Overview of the BigFoot architecture.
This document describes the BigFoot system architecture, both from a physical perspective and from a functional perspective.
The physical perspective serves as a basis for a full-fledged deployment of the BigFoot software stack. As a consequence, the physical architecture describes the hardware and software components required to have a private instance of the BigFoot stack. Note, however, that this document is not intended to provide a step-by-step installation guide of the various software components. The functional perspective describes, at a high-level, the various functions executed by the BigFoot stack, including the deployment of instances of virtual machines, their orchestration, together with Analytics-as-a-Service to store and process data.
The underlying assumption necessary to deploy the BigFoot stack is the availability of a physical cluster of server-grade machines interconnected by a local area network, and (optionally) an array of storage devices to host “cold” data.

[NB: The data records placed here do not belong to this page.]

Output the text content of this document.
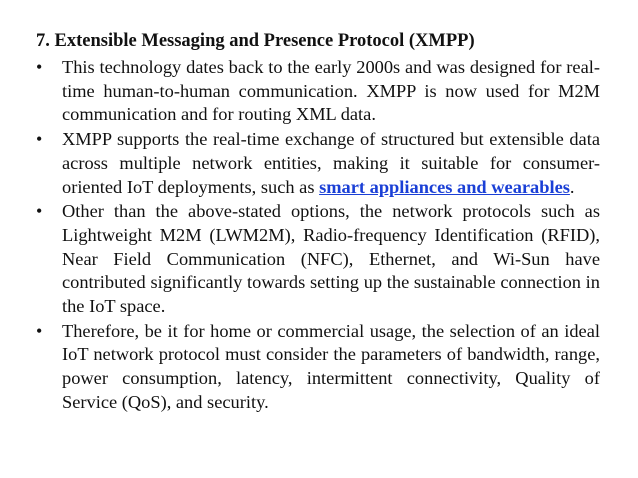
7. Extensible Messaging and Presence Protocol (XMPP)
• This technology dates back to the early 2000s and was designed for real-time human-to-human communication. XMPP is now used for M2M communication and for routing XML data.
• XMPP supports the real-time exchange of structured but extensible data across multiple network entities, making it suitable for consumer-oriented IoT deployments, such as smart appliances and wearables.
• Other than the above-stated options, the network protocols such as Lightweight M2M (LWM2M), Radio-frequency Identification (RFID), Near Field Communication (NFC), Ethernet, and Wi-Sun have contributed significantly towards setting up the sustainable connection in the IoT space.
• Therefore, be it for home or commercial usage, the selection of an ideal IoT network protocol must consider the parameters of bandwidth, range, power consumption, latency, intermittent connectivity, Quality of Service (QoS), and security.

This assumption can be revised in case of multi-site deployment, but the focus of this document is on a single-site infrastructure. Each machine requires the Linux operating system, a legacy hypervisor technology, and a set of services installed as part of the “cloud operating system”. The Figure below provides an illustration of the baseline BigFoot architecture.
BigFoot fully embraces open-source software and, at the lowest layer, is based on (and contributes to) Apache OpenStack. Starting from the “Ice House” release of OpenStack, BigFoot components related to the automatic and self-tuned deployment of analytics services are readily bundled, and do not require any additional manual intervention with respect to the default procedure to install Apache OpenStack. The bare-bone BigFoot architecture requires the following Apache OpenStack services: Keystone (which handles user authentication), Cinder (which handles virtual machine image storage), Nova (which handles virtual machine management and allocation), Neutron (which handles virtual networks), and Sahara (which is in charge of offering Analytics-as-a-Service, and that constitutes one of the BigFoot contributions, in the context of WP5). Additional services that are compatible with the BigFoot stack include Swift (which handles object storage), and monitoring services.
Once OpenStack is properly installed and configured, the BigFoot software stack is essentially ready to operate. Indeed, all other layers of the BigFoot stack are bundled into virtual machine (VM) images that can be downloaded or created on demand (through a command line utility that is part of the Sahara component). VM images instantiate storage and analytics engines (which are built in WP3 and WP4): these engines can be composed based on application-level requirements. For example, VM images can be dedicated to legacy Apache Hadoop or Apache Spark clusters, or to BigFoot-enabled variants of such clusters, which improve over the state-of-the-art by offering better performance or by using less physical resources. VM images can also instantiate individual BigFoot layers: for example, it is possible to deploy NoDB or DiNoDB alone, thus offering in-situ interactive processing of RAW data. Finally, VM images can be pre-configured to expose BigFoot-enabled high-level languages and scalable machine-learning libraries (developed in WP3 and WP2 respectively).
BigFoot services, which in the Figure above are labeled “Big Data Applications”, can be deployed both from the command line and from a web-interface that is part of the Apache OpenStack software, called Horizon.
Once user credentials are provided, each “tenant” gains access to her isolated, virtual private cloud: within this logical space, users can deploy analytics services, and any other additional software required for their application. For example, users can deploy an Apache Spark cluster bundled with the TreeLib scalable machine-learning library (developed in WP2), an Apache HDFS storage layer using the Sahara component (developed in WP5, and integrated by default in Apache OpenStack), and additionally instantiate a number of virtual machines dedicated to data ingestion using Apache Flume. Although data ingestion is not explicitly covered by the BigFoot project, its flexible architecture accommodates external services without any additional requirements.
In practice, to deploy a virtual private data storage and processing cluster, end users follow a one-click procedure which deploys virtual storage and analysis engines on demand, according to two modes of operation: static or ephemeral services. In the first case, the BigFoot Analytics-as-a-Service component deploys a permanent compute cluster, with a dedicated storage layer. In the second case, users need to specify where the data to be processed resides, and to upload an archive containing the data analytics algorithm. At this point, a virtual cluster is instantiated and terminated upon completion of the analytics task.